In most cities, what we typically tend to see is both a conscious and unconscious demonstration of the power that humans wield over nature. Hundreds of thousands of acres of forests cleared, thousands of miles of concrete paved, and a billion tons of concrete poured. Some of the more forward thinking cities manage to preserve a few natural areas and these carved-out oases often become tourist meccas.
When humans and nature manage to co-exist peacefully side-by-side, it’s often nature supporting humans. A river provides fresh water, a lake provides fish, grass areas provide space for recreation, forests provide fuel and so on. However, when standing in Kenroku-en, Kanazawa’s famous Japanese garden, I saw this tree:
I was mesmerized. The snaking branches felt dynamic and alive. I could have stared at this tree for a hundred years and never tired of its beauty. One of the things I found particularly compelling was the fact that all of its branches, which had spread far out from its trunk, were attached to poles which provided support. While walking around the gardens, I realized that what appealed to me so much about this was that it was a beautiful example of humans supporting nature. We do see many examples of man supporting nature in the world — national parks, wildlife preserves, etc — but the very literal example on display at Kenroku-en hit home to me in a very spiritual way.

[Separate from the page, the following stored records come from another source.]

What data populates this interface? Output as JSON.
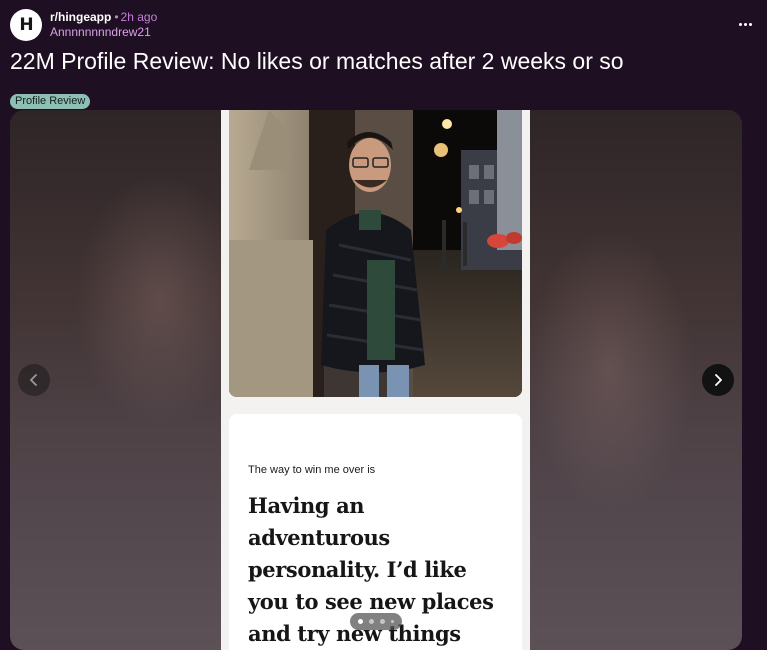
{
  "post": {
    "subreddit": "r/hingeapp",
    "separator": "•",
    "time": "2h ago",
    "author": "Annnnnnnndrew21",
    "title": "22M Profile Review: No likes or matches after 2 weeks or so",
    "flair": "Profile Review",
    "avatar_glyph": "H"
  },
  "gallery": {
    "prompt_question": "The way to win me over is",
    "prompt_answer": "Having an adventurous personality. I’d like you to see new places and try new things with me",
    "total_pages": 4,
    "current_page": 1
  },
  "icons": {
    "more": "more-options-icon",
    "prev": "chevron-left-icon",
    "next": "chevron-right-icon"
  },
  "colors": {
    "background": "#1e0f22",
    "accent_meta": "#c77fd8",
    "flair_bg": "#8fbfb4"
  }
}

I found other examples of humans and nature living alongside — all included below.
That wraps up my posts & photos from our recent trip. This was an important vacation for me — the first time I can really remember where I didn’t have to rush back for anything in particular and the extra freedom allowed me to really to be present with myself and with our surroundings. I definitely felt different and in a small way, I think it showed in the photos I took and what I was drawn to.